Hari masih cukup pagi waktu dua orang pemuda dan seorang bocah memasuki kota Lan kiao tin dari arah sebelah selatan, lalu mengikuti arus orang yang berlalu lintas sampai kemudian mereka tinggalkan kota itu lewat sebelah utara, tanpa ada orang yang mengetahui; bahwa mereka adalah Lauw Kiam Seng dengan dua temannya yang istimewa !
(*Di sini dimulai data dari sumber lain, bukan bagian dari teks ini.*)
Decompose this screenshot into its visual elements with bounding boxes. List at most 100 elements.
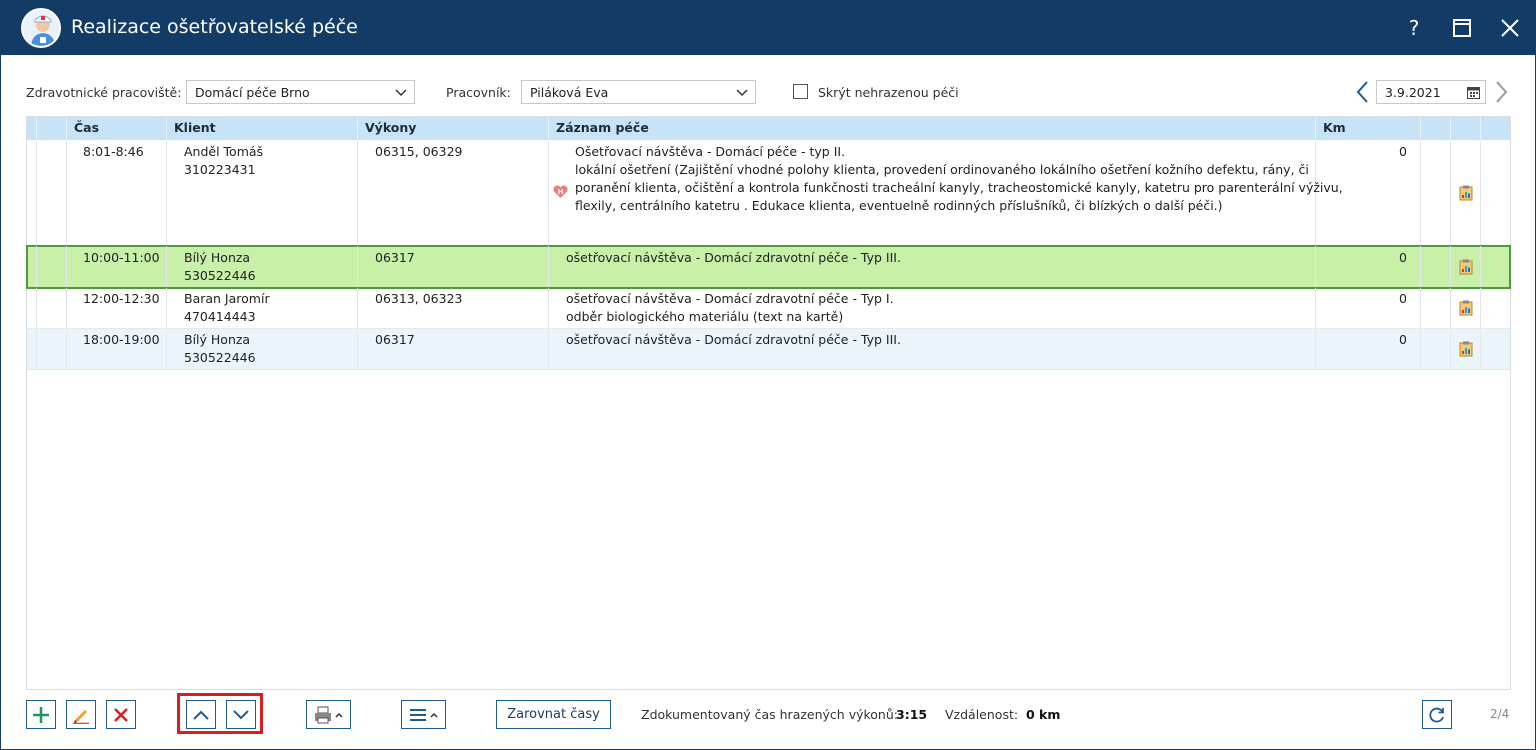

Diluar tahu mereka bertiga; pihak Lim Su Kiang yang sudah bergabung dengan pihak Kay pang; telah memerintahkan orang orangnya buat mencari ketiga orang orang sinting yang pernah mereka tempur, setelah mereka hanya menemukan bayi yang sudah mati, bekas dilahirkan perempuan sinting itu. Disamping itu; Lim Su Kiang sudah pula mengirim berita kepada Gwa Teng Kie, wakil biang pengemis tentang adanya seorang pemuda gelandangan yang bersenjata pisau 'coan yo shin jie" atau belati penembus tenggorokan, dan pemuda gelandangan itu ditemani dengan seorang perempuan sinting dan seorang pengemis bocah yang botak kepalanya.
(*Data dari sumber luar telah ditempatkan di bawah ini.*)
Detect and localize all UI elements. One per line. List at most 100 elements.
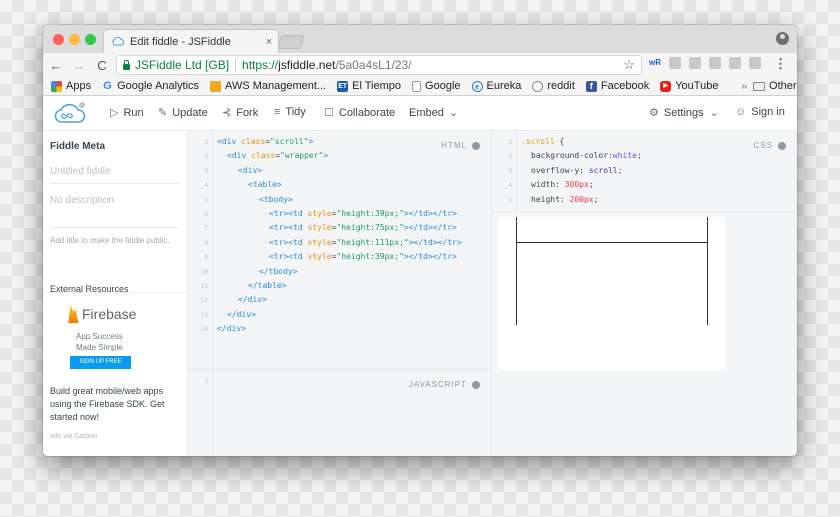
code-line: <tr><td style="height:75px;"></td></tr> xyxy=(269,223,457,233)
bookmark-eureka[interactable]: e Eureka xyxy=(471,80,521,92)
code-line: </div> xyxy=(238,295,267,305)
bookmark-star-icon[interactable]: ☆ xyxy=(623,57,635,73)
extension-icon[interactable] xyxy=(709,57,721,69)
drive-extension-icon[interactable] xyxy=(689,57,701,69)
carbon-ad[interactable]: Firebase App Success Made Simple SIGN UP… xyxy=(43,292,187,456)
close-window-button[interactable] xyxy=(53,34,64,45)
reddit-icon xyxy=(532,80,544,92)
ad-copy[interactable]: Build great mobile/web apps using the Fi… xyxy=(50,385,182,424)
wordreference-extension-icon[interactable]: wR xyxy=(649,57,661,69)
line-number: 4 xyxy=(508,182,512,190)
html-editor[interactable]: 1 2 3 4 5 6 7 8 9 10 11 12 13 14 <div class="scroll">… xyxy=(188,131,492,369)
fiddle-title-input[interactable]: Untitled fiddle xyxy=(50,166,179,184)
lock-icon xyxy=(123,59,130,70)
html-label: HTML xyxy=(441,141,467,150)
collaborate-button[interactable]: ☐ Collaborate xyxy=(324,106,395,120)
bookmark-google[interactable]: Google xyxy=(412,80,461,92)
run-label: Run xyxy=(123,106,144,119)
javascript-editor[interactable]: 1 JAVASCRIPT xyxy=(188,369,492,456)
eureka-icon: e xyxy=(471,80,483,92)
firebase-logo[interactable]: Firebase xyxy=(67,305,136,323)
bookmarks-bar: Apps G Google Analytics AWS Management...… xyxy=(43,77,797,96)
new-tab-button[interactable] xyxy=(277,35,305,49)
jsfiddle-logo[interactable] xyxy=(54,101,86,125)
divider xyxy=(235,58,237,72)
bookmarks-overflow-button[interactable]: » xyxy=(741,81,747,92)
fork-label: Fork xyxy=(236,106,259,119)
smiley-icon: ☺ xyxy=(735,106,747,118)
code-line: </div> xyxy=(227,309,256,319)
fiddle-description-input[interactable]: No description xyxy=(50,195,179,228)
bookmark-google-analytics[interactable]: G Google Analytics xyxy=(102,80,199,92)
sign-up-free-button[interactable]: SIGN UP FREE xyxy=(70,356,131,369)
other-bookmarks[interactable]: Other Bookmarks xyxy=(753,80,797,92)
bookmark-label: Facebook xyxy=(600,80,650,92)
bookmark-aws[interactable]: AWS Management... xyxy=(210,80,326,92)
facebook-icon: f xyxy=(585,80,597,92)
settings-dropdown[interactable]: ⚙ Settings ⌄ xyxy=(649,106,724,120)
bookmark-reddit[interactable]: reddit xyxy=(532,80,575,92)
gear-icon[interactable] xyxy=(472,141,480,150)
back-button[interactable]: ← xyxy=(46,58,66,73)
document-icon xyxy=(412,80,422,92)
line-number: 8 xyxy=(204,239,208,247)
html-panel-label[interactable]: HTML xyxy=(441,141,480,150)
embed-dropdown[interactable]: Embed ⌄ xyxy=(409,106,463,120)
bookmark-facebook[interactable]: f Facebook xyxy=(585,80,650,92)
gear-icon[interactable] xyxy=(778,141,786,150)
line-number: 2 xyxy=(204,153,208,161)
tab-close-icon[interactable]: × xyxy=(260,36,278,48)
javascript-label: JAVASCRIPT xyxy=(408,380,467,389)
sign-in-button[interactable]: ☺ Sign in xyxy=(735,106,785,118)
maximize-window-button[interactable] xyxy=(85,34,96,45)
html-code[interactable]: <div class="scroll"> <div class="wrapper… xyxy=(217,137,462,333)
line-number: 11 xyxy=(200,283,208,290)
update-label: Update xyxy=(172,106,208,119)
reload-button[interactable]: C xyxy=(92,58,112,73)
browser-tab[interactable]: Edit fiddle - JSFiddle × xyxy=(103,29,279,53)
run-button[interactable]: ▷ Run xyxy=(110,106,144,120)
certificate-label[interactable]: JSFiddle Ltd [GB] xyxy=(135,58,229,72)
result-iframe[interactable] xyxy=(498,217,725,370)
forward-button[interactable]: → xyxy=(69,58,89,73)
minimize-window-button[interactable] xyxy=(69,34,80,45)
line-number: 14 xyxy=(200,326,208,334)
tidy-label: Tidy xyxy=(285,106,306,118)
css-code[interactable]: .scroll { background-color:white; overfl… xyxy=(521,137,642,204)
gear-icon[interactable] xyxy=(472,380,480,389)
external-resources-heading[interactable]: External Resources xyxy=(50,284,129,292)
line-number: 2 xyxy=(508,153,512,161)
bookmark-apps[interactable]: Apps xyxy=(51,80,91,92)
result-panel[interactable] xyxy=(492,211,797,456)
line-number: 13 xyxy=(200,311,208,319)
profile-icon[interactable] xyxy=(776,32,789,45)
extension-icon[interactable] xyxy=(749,57,761,69)
align-lines-icon: ≡ xyxy=(274,106,281,118)
tidy-button[interactable]: ≡ Tidy xyxy=(274,106,306,118)
update-button[interactable]: ✎ Update xyxy=(158,106,208,120)
fork-button[interactable]: ⊰ Fork xyxy=(222,106,259,120)
extension-icon[interactable] xyxy=(729,57,741,69)
address-bar[interactable]: JSFiddle Ltd [GB] https:// jsfiddle.net … xyxy=(116,55,642,75)
jsfiddle-header: ▷ Run ✎ Update ⊰ Fork ≡ Tidy ☐ Collaborate Em… xyxy=(43,96,797,131)
javascript-panel-label[interactable]: JAVASCRIPT xyxy=(409,380,480,389)
line-gutter: 1 2 3 4 5 xyxy=(492,131,517,211)
ads-via-carbon-link[interactable]: ads via Carbon xyxy=(50,433,97,440)
browser-menu-icon[interactable]: ⋮ xyxy=(774,56,787,72)
fiddle-meta-heading: Fiddle Meta xyxy=(50,141,106,152)
pencil-icon: ✎ xyxy=(158,107,168,119)
line-number: 5 xyxy=(204,196,208,204)
bookmark-el-tiempo[interactable]: ET El Tiempo xyxy=(337,80,401,92)
css-editor[interactable]: 1 2 3 4 5 .scroll { background-color:white; … xyxy=(492,131,797,211)
line-number: 3 xyxy=(508,167,512,175)
code-line: <table> xyxy=(248,180,282,190)
bookmark-youtube[interactable]: ▶ YouTube xyxy=(660,80,718,92)
el-tiempo-icon: ET xyxy=(337,80,349,92)
css-label: CSS xyxy=(753,141,773,150)
extension-icon[interactable] xyxy=(669,57,681,69)
bookmark-label: reddit xyxy=(547,80,575,92)
fork-icon: ⊰ xyxy=(222,107,232,119)
css-panel-label[interactable]: CSS xyxy=(754,141,786,150)
firebase-brand: Firebase xyxy=(82,306,137,322)
ad-tagline-line: App Success xyxy=(76,332,123,341)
Lebih lanjut Lim Su Kiang menambahkan dalam laporannya, bahwa perempuan sinting itu memiliki sebatang pedang yang istimewa; dengan sarung yang mirip tongkat kayu padahal pedang itu sangat tajam luar biasa, terbukti dapat memutuskan pedang pedang milik Tek Kun Liong dan Ban Siu Giap, sehingga diduga pedang itu adalah suatu pedang pusaka!
Dengan adanya berita itu, maka ramai orang orang kaum rimba persilatan yang membicarakan urusan itu, istimewa di kalangan Kay pang. Mereka menduga bahwa Lauw Kiam Seng adalah sisa orang Thian tok bun yang harus dibasmi, sedangkan pedang yang dibawa oleh perempuan sinting itu diduga adalah pedang Ceng liong kiam atau pedang 'naga hijau', milik persekutuan Ceng liong pang yang sudah berantakan.
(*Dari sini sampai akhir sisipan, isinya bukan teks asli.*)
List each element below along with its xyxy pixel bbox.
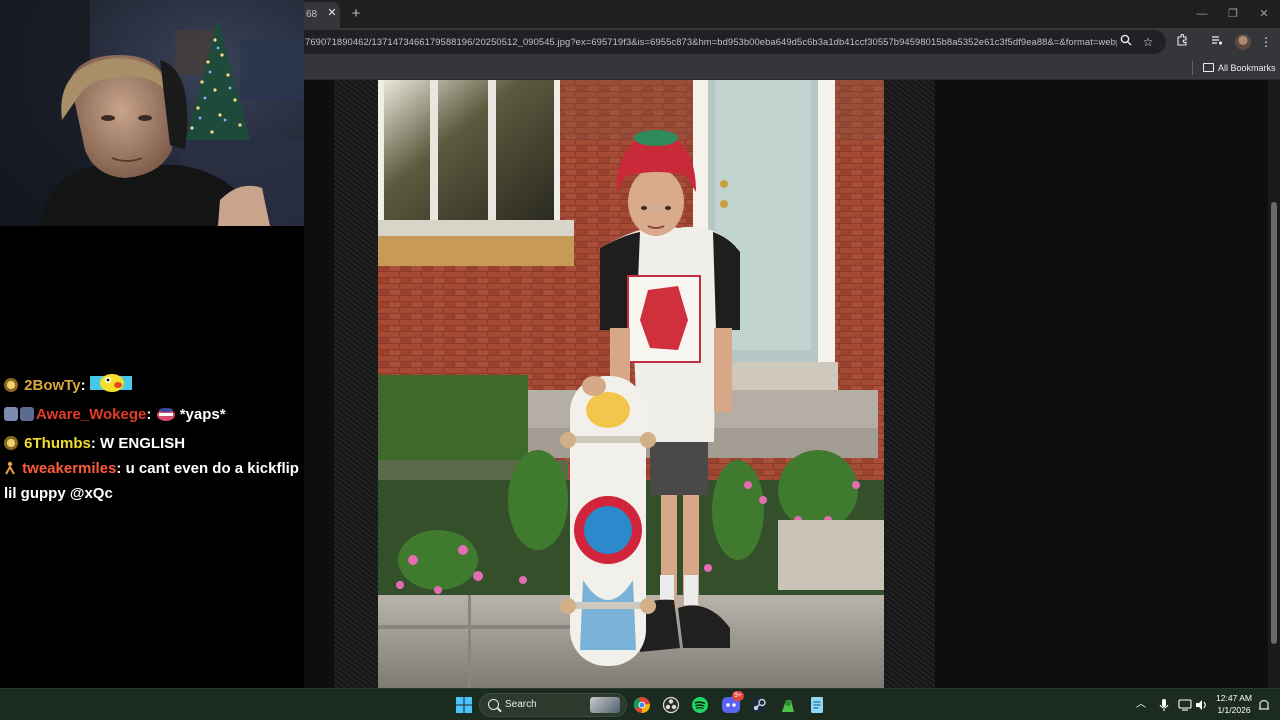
windows-taskbar: Search 9+ ︿ 12:47 AM 1/1/2026 [0, 688, 1280, 720]
steam-icon[interactable] [748, 694, 770, 716]
volume-icon[interactable] [1194, 694, 1210, 716]
chat-message: 2BowTy: [4, 372, 304, 402]
chat-colon: : [116, 460, 122, 477]
zoom-icon[interactable] [1117, 33, 1135, 51]
star-icon[interactable]: ☆ [1139, 33, 1157, 51]
figure-badge-icon [4, 458, 16, 475]
microphone-icon[interactable] [1157, 694, 1171, 716]
windows-start-icon[interactable] [453, 694, 475, 716]
notepad-icon[interactable] [806, 694, 828, 716]
discord-icon[interactable]: 9+ [720, 691, 744, 716]
discord-notification-badge: 9+ [732, 691, 744, 701]
robot-badge-icon [4, 407, 18, 421]
extensions-icon[interactable] [1172, 33, 1192, 51]
chat-username: tweakermiles [22, 460, 117, 477]
widget-icon[interactable] [590, 697, 620, 713]
chat-username: Aware_Wokege [36, 406, 147, 423]
bookmarks-bar: All Bookmarks [304, 56, 1280, 80]
all-bookmarks-button[interactable]: All Bookmarks [1203, 60, 1276, 76]
maximize-icon[interactable]: ❐ [1218, 4, 1248, 24]
network-icon[interactable] [1177, 694, 1193, 716]
address-url[interactable]: 769071890462/1371473466179588196/2025051… [305, 36, 1117, 47]
chat-message: 6Thumbs: W ENGLISH [4, 431, 304, 456]
chat-text: W ENGLISH [100, 435, 186, 452]
search-icon [488, 699, 499, 710]
mouth-emote-icon [156, 406, 176, 431]
coin-badge-icon [4, 378, 18, 392]
robot-badge-2-icon [20, 407, 34, 421]
chat-username: 2BowTy [24, 377, 81, 394]
chat-message: Aware_Wokege: *yaps* [4, 402, 304, 431]
obs-icon[interactable] [660, 694, 682, 716]
tab-strip: 68 ✕ + — ❐ ✕ [304, 0, 1280, 28]
spotify-icon[interactable] [689, 694, 711, 716]
chat-text: *yaps* [179, 406, 226, 423]
pogfish-emote-icon [89, 372, 132, 402]
chat-overlay: 2BowTy: Aware_Wokege: *yaps* 6Thumbs: W … [4, 372, 304, 506]
new-tab-button[interactable]: + [346, 4, 366, 24]
scrollbar-thumb[interactable] [1271, 202, 1277, 644]
chat-message: tweakermiles: u cant even do a kickflip … [4, 456, 304, 506]
clock-time[interactable]: 12:47 AM [1212, 693, 1256, 703]
browser-toolbar: 769071890462/1371473466179588196/2025051… [304, 28, 1280, 56]
scrollbar[interactable] [1268, 80, 1280, 688]
notifications-icon[interactable] [1257, 694, 1271, 716]
all-bookmarks-label: All Bookmarks [1218, 63, 1276, 73]
chat-colon: : [80, 377, 86, 394]
tray-overflow-icon[interactable]: ︿ [1134, 694, 1148, 716]
webcam-feed [0, 0, 304, 226]
profile-avatar[interactable] [1235, 34, 1251, 50]
address-bar[interactable]: 769071890462/1371473466179588196/2025051… [304, 30, 1166, 54]
coin-badge-icon [4, 436, 18, 450]
chat-username: 6Thumbs [24, 435, 91, 452]
clock-date[interactable]: 1/1/2026 [1212, 705, 1256, 715]
search-label: Search [505, 699, 537, 710]
chrome-icon[interactable] [631, 694, 653, 716]
minimize-icon[interactable]: — [1187, 4, 1217, 24]
screen: 68 ✕ + — ❐ ✕ 769071890462/13714734661795… [0, 0, 1280, 720]
media-control-icon[interactable] [1207, 33, 1227, 51]
window-close-icon[interactable]: ✕ [1249, 4, 1279, 24]
xbox-icon[interactable] [777, 694, 799, 716]
bookmarks-divider [1192, 61, 1193, 75]
chat-colon: : [146, 406, 152, 423]
folder-icon [1203, 63, 1214, 72]
close-icon[interactable]: ✕ [324, 5, 340, 21]
displayed-photo [378, 80, 884, 688]
menu-icon[interactable]: ⋮ [1256, 33, 1276, 51]
tab-title: 68 [306, 9, 318, 20]
chat-colon: : [90, 435, 96, 452]
taskbar-search[interactable]: Search [479, 693, 627, 717]
browser-tab[interactable]: 68 ✕ [304, 2, 340, 28]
Dahulu persekutuan Ceng liong pang atau naga hijau, merupakan salah satu persekutuan yang besar dan luas pengaruhnya; akan tetapi sejak belasan tahun yang lalu, Ceng liong pang berantakan dan terakhir diketahui dipimpin oleh si tangan beracun Yang Cong Loei yang masih tetap bertahan sampai baru baru ini markas Ceng liong pang diatas gunung Ceng liong san sudah dibasmi oleh pihak tentara tentara negeri, sehingga kabarnya tak ada seorang pun yang lolos; kena ditangkap atau dibunuh.
Dengan menghubungkan perempuan sinting itu dengan pihak dari Ceng liong pang, maka ada orang orang yang menduga bahwa perempuan sinting itu merupakan sisa orang Ceng liong pang yang berhasil melarikan diri; akan tetapi kena penyakit gila !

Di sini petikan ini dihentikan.